I would use a different architecture. I use an app, which I call a Distributor, which is small and always on (I use a pair of machines here, but you can use one machine for simplicity if you want). This app receives requests from the web, and then creates new machines using the API, which do work and then exit when they finish.
I would say that, in my opinion, it is a good general approach to architecture. Whether Fly has special features in its networking/auto-scaling that offer a quicker/better approach, I could not say.
At one stage I think Fly was offering Fly-related architectural advice, but I don’t know if they still do that.
Hi @056xyz. What’s happening here is that, when using the auto-scaler in “create new machines when needed, destroy them when not needed” mode (that is, defining FAS_CREATED_MACHINE_COUNT), the destroy machine operation uses the equivalent of --force=true. This means it brutally kills the machine, no questions asked, without honoring kill_timeout (which I notice you’ve set to a large value to allow your workers to complete their tasks).
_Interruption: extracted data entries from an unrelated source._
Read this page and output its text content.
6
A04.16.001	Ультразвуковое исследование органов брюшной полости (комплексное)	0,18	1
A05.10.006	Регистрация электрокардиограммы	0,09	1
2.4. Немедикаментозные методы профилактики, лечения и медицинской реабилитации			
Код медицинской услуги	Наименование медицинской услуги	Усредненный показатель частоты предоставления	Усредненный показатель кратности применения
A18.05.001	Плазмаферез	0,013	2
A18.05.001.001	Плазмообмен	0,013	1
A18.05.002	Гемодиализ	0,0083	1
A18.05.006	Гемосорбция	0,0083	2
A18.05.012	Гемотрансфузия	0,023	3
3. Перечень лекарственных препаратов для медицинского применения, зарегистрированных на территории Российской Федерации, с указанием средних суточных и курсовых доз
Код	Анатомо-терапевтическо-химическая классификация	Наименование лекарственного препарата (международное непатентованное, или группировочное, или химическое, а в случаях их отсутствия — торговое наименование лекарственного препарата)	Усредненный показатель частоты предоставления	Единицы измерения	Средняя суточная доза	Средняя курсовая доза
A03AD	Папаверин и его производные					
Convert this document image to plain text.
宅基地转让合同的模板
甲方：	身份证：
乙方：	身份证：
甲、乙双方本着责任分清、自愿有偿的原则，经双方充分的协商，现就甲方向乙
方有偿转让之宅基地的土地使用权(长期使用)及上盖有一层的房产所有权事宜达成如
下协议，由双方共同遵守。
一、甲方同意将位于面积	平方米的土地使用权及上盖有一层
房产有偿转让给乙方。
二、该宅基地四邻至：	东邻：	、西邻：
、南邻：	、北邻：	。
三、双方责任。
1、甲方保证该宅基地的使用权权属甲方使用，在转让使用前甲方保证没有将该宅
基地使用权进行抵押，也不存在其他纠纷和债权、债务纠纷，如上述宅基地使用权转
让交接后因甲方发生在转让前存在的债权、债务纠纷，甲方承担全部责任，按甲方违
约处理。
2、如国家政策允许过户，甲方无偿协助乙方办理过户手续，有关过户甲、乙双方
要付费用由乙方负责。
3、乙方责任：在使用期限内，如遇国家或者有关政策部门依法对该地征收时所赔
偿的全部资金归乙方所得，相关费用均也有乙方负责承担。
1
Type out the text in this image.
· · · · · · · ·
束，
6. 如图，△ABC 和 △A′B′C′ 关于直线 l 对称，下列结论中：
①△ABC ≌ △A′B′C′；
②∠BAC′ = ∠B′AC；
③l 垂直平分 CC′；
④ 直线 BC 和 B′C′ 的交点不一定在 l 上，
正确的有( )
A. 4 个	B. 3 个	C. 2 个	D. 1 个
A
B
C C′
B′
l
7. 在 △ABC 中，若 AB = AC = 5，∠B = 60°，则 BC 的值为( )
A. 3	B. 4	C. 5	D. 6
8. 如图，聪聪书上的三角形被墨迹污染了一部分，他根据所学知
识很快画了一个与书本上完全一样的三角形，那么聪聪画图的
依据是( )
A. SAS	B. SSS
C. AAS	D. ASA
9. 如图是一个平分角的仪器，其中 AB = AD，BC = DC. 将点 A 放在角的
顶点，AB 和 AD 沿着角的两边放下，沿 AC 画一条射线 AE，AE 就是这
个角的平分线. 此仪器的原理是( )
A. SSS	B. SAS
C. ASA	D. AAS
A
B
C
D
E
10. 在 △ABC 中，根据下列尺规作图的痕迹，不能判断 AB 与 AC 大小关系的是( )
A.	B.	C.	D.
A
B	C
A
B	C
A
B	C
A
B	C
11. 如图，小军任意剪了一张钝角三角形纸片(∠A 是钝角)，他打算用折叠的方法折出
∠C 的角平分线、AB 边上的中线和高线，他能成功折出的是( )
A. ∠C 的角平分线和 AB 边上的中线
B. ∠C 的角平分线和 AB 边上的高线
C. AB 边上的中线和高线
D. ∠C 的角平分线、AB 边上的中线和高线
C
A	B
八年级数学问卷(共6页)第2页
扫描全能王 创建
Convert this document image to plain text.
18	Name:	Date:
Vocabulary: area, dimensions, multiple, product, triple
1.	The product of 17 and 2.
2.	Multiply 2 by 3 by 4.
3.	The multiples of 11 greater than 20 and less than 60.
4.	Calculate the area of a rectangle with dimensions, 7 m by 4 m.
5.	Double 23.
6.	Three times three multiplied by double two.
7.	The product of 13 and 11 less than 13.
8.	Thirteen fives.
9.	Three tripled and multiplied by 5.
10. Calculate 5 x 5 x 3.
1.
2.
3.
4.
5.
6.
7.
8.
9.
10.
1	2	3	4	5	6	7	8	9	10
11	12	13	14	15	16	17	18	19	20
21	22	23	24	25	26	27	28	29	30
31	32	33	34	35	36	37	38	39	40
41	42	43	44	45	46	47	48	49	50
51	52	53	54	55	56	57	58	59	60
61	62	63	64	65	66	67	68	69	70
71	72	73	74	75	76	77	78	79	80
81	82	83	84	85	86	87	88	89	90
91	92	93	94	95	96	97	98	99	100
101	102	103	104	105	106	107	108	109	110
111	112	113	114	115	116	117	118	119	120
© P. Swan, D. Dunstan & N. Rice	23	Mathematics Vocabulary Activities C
What you could do is use FAS_STARTED_MACHINE_COUNT instead; manually create the maximum number of machines you think you’ll need, and let the auto-scaler stop and start them instead of creating and destroying them.
When operating in this mode, the machines are stopped in the usual, graceful shutdown way:
your defined kill_signal is sent to the machine. This should signal your workers to finish what they’re doing and not pick up any more work.
If your app hasn’t exited, wait_timeout seconds later, SIGTERM is sent and the machine is forcibly stopped at this point.